Domestic architecture as a material culture artifact : its uses in the interpretation and teaching of American history.

No Thumbnail Available
Jones, James
Journal Title
Journal ISSN
Volume Title
Middle Tennessee State University
This history dissertation explores the interpretive and teaching uses of domestic architecture as it relates to American history. Chapters one and two trace the use of artifacts by historians from Niebuhr to 1983. They show the historiography of the utilization of material culture artifacts by historians. They demonstrate that the use of artifacts is accepted by historians. To be properly employed, artifacts must be placed in context and studied with a multidisciplinary methodology.
Chapter three discusses architecture, values, and the development of an American vernacular aesthetic. Values are reflected in architecture, but it is simplistic to assume that any one architectural style reflects what are called core values. The architecture of the Romantic Revival, for example, expressed subordinate values.

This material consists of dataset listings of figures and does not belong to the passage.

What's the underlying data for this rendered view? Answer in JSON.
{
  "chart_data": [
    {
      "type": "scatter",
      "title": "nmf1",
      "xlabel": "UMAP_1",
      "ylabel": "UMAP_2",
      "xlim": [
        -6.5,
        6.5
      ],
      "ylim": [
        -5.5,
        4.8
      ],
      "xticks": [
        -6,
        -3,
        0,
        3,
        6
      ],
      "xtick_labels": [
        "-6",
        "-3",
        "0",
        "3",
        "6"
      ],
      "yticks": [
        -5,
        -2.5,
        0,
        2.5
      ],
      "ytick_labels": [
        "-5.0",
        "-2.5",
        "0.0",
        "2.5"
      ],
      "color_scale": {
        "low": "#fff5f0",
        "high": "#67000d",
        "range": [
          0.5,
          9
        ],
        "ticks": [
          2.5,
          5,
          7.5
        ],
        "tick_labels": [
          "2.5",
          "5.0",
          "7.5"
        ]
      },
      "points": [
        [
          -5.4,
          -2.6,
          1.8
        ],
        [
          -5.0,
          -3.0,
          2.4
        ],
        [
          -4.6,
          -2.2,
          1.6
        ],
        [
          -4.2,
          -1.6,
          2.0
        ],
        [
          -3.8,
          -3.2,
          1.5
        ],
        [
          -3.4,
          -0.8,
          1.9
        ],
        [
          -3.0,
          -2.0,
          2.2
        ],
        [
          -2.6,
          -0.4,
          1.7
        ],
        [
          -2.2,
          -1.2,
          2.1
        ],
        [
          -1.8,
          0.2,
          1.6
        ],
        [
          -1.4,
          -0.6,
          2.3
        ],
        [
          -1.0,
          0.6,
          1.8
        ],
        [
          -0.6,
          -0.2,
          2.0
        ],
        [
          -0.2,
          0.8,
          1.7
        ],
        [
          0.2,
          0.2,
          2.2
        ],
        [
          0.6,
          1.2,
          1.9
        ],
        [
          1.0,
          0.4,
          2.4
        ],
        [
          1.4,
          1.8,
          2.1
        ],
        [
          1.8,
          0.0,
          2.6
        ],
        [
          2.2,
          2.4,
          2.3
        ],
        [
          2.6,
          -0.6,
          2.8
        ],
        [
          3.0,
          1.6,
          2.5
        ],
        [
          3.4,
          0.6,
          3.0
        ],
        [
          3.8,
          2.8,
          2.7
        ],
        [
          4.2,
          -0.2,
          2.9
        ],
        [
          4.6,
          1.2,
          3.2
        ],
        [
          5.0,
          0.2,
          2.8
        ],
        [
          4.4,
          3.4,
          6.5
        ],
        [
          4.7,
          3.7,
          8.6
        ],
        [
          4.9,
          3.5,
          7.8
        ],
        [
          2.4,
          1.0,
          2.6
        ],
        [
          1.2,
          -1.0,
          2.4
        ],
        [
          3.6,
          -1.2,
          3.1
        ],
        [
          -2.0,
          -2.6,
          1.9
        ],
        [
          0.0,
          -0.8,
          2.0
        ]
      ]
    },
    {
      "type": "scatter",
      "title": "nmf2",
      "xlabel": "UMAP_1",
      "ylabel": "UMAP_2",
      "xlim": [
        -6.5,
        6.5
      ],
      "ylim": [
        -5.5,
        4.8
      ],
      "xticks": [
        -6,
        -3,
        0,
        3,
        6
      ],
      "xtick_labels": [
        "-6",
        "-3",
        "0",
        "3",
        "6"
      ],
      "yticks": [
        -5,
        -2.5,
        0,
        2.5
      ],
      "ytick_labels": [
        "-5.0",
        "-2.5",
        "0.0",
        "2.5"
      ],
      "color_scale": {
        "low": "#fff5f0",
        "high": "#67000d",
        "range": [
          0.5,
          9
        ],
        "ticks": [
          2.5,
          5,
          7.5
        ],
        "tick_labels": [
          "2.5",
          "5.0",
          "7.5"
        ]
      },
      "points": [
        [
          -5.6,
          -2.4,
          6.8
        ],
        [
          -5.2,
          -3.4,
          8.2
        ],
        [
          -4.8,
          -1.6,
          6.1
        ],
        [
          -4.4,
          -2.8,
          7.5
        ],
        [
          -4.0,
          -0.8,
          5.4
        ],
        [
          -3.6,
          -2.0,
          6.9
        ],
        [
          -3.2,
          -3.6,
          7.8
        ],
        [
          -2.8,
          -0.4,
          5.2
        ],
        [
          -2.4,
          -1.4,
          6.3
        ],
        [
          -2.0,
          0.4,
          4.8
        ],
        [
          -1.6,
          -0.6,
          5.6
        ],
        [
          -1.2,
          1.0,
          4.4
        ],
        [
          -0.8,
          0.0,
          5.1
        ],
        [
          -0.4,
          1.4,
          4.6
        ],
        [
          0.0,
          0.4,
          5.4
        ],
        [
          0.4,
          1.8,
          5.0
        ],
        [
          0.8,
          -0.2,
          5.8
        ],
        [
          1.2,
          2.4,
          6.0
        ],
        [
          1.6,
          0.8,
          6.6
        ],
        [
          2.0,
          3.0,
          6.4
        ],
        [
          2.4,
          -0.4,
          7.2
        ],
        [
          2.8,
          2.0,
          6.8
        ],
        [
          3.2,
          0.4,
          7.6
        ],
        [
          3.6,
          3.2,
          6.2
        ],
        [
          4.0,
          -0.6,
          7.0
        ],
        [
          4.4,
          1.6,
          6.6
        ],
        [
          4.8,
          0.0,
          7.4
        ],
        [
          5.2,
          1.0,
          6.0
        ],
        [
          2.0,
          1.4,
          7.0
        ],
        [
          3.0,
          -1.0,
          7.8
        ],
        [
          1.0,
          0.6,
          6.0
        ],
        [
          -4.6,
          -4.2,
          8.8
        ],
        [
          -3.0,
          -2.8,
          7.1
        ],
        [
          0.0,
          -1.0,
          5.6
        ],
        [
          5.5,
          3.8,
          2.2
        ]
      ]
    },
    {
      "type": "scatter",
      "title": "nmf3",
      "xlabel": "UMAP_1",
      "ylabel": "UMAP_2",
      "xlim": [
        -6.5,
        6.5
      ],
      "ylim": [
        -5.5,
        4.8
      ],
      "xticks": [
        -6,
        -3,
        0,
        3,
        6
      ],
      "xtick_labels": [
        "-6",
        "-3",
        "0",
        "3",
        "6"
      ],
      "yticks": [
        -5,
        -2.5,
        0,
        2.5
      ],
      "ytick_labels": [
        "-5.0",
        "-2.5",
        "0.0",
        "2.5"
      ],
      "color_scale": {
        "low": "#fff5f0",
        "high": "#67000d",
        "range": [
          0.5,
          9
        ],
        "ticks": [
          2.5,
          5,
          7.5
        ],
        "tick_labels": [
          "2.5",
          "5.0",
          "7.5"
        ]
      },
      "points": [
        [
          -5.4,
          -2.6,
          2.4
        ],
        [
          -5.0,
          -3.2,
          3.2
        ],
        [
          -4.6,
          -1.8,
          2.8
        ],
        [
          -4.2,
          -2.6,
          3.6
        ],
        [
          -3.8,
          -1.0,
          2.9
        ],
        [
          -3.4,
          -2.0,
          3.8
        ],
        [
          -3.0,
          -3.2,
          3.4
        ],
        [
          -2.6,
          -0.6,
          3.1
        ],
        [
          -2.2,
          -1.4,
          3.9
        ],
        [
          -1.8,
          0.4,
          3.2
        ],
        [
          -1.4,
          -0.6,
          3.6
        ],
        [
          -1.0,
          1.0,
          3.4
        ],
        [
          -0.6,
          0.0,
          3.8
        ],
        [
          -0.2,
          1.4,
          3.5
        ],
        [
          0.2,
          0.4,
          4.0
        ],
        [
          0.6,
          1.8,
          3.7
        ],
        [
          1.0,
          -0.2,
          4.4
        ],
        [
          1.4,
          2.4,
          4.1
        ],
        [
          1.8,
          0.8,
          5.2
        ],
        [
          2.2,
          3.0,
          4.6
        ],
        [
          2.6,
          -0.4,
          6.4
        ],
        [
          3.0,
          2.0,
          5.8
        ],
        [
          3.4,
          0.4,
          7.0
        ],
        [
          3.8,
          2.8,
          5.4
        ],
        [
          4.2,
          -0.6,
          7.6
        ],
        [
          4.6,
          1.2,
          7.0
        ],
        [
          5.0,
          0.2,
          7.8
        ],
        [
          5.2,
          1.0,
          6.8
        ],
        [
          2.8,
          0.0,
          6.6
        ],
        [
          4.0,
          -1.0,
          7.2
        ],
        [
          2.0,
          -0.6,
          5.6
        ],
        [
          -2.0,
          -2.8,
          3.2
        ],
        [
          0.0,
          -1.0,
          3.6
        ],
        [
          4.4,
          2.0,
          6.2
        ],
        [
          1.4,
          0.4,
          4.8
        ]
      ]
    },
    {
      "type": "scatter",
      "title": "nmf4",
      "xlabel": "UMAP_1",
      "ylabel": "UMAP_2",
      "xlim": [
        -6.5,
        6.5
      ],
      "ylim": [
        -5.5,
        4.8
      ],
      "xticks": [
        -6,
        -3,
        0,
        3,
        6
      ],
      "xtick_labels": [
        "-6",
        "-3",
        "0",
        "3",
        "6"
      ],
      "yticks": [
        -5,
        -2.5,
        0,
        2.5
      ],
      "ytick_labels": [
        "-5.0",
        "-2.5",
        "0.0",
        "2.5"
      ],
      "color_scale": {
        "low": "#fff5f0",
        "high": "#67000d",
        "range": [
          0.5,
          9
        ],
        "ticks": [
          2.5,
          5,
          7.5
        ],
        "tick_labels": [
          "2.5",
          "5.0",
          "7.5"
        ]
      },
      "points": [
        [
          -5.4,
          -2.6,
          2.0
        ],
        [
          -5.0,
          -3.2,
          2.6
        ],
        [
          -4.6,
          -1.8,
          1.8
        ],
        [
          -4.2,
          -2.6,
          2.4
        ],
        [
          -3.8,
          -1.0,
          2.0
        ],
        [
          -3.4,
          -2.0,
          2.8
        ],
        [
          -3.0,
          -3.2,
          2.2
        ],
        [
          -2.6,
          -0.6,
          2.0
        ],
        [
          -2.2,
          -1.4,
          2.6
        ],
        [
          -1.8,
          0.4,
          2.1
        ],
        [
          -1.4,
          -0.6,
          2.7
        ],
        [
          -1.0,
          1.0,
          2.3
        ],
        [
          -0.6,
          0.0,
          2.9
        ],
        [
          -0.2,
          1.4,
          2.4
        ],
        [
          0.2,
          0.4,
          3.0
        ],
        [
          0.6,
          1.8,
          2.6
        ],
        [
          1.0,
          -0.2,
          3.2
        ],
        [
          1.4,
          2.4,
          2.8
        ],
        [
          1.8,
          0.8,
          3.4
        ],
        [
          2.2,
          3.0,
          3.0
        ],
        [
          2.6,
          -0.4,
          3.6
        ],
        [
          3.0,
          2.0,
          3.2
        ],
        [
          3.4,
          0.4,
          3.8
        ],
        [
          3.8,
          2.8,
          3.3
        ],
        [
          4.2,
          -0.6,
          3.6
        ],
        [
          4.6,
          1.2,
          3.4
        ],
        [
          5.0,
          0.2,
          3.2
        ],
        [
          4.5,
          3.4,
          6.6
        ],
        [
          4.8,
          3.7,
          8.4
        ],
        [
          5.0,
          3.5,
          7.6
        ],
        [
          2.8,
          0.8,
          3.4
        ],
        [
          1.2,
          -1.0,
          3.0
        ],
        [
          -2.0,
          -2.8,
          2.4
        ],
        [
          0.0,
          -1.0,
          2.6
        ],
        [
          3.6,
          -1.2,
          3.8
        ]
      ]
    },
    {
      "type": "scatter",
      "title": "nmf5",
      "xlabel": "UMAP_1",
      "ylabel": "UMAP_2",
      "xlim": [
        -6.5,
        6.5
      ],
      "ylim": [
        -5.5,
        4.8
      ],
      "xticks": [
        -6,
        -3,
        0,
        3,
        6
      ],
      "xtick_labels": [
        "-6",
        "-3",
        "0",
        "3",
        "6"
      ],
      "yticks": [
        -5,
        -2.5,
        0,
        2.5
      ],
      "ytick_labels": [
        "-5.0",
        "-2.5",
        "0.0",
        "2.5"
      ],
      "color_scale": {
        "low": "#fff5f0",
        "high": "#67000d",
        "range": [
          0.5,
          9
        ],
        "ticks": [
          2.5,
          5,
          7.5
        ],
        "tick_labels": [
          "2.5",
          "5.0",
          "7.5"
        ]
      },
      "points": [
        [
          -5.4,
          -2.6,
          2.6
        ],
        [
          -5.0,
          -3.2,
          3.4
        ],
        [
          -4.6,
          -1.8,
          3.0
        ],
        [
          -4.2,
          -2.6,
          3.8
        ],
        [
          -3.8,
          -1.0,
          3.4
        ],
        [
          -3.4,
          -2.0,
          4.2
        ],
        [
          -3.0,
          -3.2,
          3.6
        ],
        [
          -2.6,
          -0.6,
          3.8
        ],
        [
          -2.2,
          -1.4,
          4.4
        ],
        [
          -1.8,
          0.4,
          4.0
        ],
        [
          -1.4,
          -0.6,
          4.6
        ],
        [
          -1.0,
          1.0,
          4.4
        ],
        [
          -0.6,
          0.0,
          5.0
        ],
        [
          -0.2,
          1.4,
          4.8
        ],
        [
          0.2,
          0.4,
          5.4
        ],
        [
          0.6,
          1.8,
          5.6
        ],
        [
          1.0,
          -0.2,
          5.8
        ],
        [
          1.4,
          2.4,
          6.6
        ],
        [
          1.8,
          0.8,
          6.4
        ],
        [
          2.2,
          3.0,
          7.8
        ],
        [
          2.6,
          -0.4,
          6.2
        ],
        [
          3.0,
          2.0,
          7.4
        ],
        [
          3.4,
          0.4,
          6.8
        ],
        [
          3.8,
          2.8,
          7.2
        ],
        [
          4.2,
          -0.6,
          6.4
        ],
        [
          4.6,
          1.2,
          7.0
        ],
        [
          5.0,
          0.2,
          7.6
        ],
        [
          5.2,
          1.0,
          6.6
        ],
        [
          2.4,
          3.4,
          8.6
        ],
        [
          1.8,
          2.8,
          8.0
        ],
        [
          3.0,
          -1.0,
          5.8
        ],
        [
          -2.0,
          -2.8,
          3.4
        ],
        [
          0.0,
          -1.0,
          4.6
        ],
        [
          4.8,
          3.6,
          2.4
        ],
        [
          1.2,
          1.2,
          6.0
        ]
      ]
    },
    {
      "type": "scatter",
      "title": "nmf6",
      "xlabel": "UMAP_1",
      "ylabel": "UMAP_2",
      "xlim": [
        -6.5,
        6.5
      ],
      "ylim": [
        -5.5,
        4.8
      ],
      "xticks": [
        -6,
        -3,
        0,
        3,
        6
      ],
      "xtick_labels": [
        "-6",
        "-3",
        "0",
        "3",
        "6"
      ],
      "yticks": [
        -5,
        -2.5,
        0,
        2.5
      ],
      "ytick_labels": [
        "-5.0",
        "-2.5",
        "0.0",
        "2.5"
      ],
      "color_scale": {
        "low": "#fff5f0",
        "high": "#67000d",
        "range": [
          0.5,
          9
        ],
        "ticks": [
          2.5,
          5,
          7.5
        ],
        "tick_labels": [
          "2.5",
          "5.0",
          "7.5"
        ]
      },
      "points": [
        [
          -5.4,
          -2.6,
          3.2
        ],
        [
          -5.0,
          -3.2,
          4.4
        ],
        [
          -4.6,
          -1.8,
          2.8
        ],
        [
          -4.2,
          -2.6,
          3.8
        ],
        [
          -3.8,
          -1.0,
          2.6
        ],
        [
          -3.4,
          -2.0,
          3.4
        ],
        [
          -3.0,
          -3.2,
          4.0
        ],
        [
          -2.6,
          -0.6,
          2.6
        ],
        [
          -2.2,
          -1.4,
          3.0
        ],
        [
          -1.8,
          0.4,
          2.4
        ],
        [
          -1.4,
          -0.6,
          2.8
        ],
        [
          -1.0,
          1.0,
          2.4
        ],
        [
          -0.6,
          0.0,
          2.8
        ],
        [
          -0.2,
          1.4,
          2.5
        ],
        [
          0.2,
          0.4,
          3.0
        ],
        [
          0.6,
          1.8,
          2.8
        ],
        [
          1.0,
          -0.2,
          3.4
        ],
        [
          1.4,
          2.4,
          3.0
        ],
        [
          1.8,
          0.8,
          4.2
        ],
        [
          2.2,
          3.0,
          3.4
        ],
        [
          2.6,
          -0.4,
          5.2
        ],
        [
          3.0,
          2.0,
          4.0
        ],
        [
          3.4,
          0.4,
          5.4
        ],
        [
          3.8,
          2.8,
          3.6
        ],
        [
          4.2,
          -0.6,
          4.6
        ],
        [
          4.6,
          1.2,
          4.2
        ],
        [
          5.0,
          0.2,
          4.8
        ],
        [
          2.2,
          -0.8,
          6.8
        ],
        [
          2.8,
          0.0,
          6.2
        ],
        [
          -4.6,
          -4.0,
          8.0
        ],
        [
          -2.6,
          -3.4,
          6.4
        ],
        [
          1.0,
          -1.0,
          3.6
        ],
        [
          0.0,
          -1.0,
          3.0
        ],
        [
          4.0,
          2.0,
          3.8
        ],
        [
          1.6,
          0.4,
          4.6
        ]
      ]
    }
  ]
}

Chapter four explores relationships between American culture, life styles, and architectural reform. It demonstrates that the values, life style, and reform of Andrew Jackson Downing were atypical. The domestic architectural reform Downing led was not accepted because it expressed alien values.
Chapter five focuses upon architecture, value conflict, and antebellum reform, relating the patterns of pre-Civil War reform and architecture to the culture and politics of the Jacksonian era. It shows that architectural reform, like most other antebellum reforms, was motivated by status-anxiety and social conservatism. This placed the reform in conflict with the American liberal tradition.
Chapter six discusses the process of value change, relating it to patterns of house form and the feminization of American culture. It shows that Catherine E. Beecher expressed American core values and strengthened the cult of domesticity by transforming architecture into a cultural tension management device. As American culture was feminized, so was domestic architecture.
Chapter seven explores the ways in which domestic architecture, some of its associated artifacts, and mail-order catalogs can be employed in the teaching of survey courses. Factual and interpretive material is presented to suggest how artifacts can be employed in a criterion-referenced teaching method.